Code, models and Datasets for《Self-Explaining Structures Improve NLP Models》.


pip install -r requirements.txt

Prepare Datasets and Models

  • Download the IMDB dataset, the official corpus can be found HERE. We provide processed raw text which you can download HERE. Save the processed raw text dataset at [IMDB_PATA_PATH].
  • Download the SST-5 dataset, the official corpus can be found HERE. We provide processed raw text which you can download HERE Save the processed raw text dataset at [SST_PATA_PATH].
  • Download the SNLI dataset, the official corpus can be found HERE. Save the SNLI dataset at [SNLI_PATA_PATH].
  • Download the vanilla RoBERTa-base model released by HuggingFace. Save the model at [ROBERTA_BASE_PATH], it can be found HERE

Reproduce paper results step by step

In this paper, we utilize self-explaining structures in different NLP tasks. This repo contains all train and evaluate codes, but here, we only provide commands for SST-5 task as an example. For other tasks, you can reproduce the results simply by modifying the commands.

1.Train the self-explaining model

SST-5 is a task with five classes, so we should modify the Roberta-base config file.
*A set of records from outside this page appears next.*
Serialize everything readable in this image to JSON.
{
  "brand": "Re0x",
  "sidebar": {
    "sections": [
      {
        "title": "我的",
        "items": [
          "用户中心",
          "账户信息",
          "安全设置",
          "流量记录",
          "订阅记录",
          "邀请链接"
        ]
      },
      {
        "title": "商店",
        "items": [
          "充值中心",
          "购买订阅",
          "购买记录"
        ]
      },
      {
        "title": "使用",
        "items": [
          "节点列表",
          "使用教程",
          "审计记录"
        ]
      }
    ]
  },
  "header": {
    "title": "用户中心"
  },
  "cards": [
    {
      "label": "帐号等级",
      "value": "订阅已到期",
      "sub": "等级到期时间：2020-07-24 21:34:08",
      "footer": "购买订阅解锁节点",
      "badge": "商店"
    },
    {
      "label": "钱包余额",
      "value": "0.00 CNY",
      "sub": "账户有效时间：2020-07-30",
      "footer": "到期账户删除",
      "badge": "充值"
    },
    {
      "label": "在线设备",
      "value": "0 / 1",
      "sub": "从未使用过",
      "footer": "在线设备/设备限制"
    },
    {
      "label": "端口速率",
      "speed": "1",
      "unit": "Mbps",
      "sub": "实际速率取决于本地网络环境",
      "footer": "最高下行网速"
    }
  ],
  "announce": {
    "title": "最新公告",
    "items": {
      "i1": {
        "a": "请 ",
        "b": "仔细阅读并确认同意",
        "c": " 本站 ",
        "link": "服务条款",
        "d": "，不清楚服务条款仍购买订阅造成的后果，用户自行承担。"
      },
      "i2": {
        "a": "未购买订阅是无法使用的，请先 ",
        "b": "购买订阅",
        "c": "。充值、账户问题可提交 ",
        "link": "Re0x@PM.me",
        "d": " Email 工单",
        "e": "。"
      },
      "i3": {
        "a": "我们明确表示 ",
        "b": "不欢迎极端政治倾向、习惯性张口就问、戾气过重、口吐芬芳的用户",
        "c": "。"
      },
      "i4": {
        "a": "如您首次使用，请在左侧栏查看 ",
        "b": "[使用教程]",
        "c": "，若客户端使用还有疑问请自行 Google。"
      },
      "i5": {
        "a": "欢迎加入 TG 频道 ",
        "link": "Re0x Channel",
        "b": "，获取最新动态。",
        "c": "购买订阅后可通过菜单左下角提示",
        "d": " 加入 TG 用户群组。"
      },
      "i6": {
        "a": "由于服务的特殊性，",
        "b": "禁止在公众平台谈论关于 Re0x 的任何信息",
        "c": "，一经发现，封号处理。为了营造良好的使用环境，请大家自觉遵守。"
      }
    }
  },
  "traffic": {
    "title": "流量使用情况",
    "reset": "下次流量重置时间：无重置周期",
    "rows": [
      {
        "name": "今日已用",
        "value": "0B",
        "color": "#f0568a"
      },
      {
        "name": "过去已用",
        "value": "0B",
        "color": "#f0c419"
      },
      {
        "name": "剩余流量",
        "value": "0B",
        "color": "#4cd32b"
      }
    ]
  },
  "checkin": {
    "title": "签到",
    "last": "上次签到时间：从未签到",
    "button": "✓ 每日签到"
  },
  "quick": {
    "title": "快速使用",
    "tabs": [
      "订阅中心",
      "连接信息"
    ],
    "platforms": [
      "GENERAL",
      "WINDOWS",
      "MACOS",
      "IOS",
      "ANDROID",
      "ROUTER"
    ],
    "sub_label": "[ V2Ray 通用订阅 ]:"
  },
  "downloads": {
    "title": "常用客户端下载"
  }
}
Open [ROBERTA_BASE_PATH]\config.json and set num_labels=5. Then run the following commands.

cd explain
python \
--bert_path [ROBERTA_BASE_PATH] \
--data_dir [SST_PATA_PATH] \
--task sst5 \
--gpus=0,1,2,3  \
--precision 16 \
--lr=2e-5 \
--batch_size=10 \
--lamb=1.0 \
--workers=4 \

After training, the checkpoints and training log will be saved at [SELF_EXPLAINING_MODEL_CHECKPOINTS].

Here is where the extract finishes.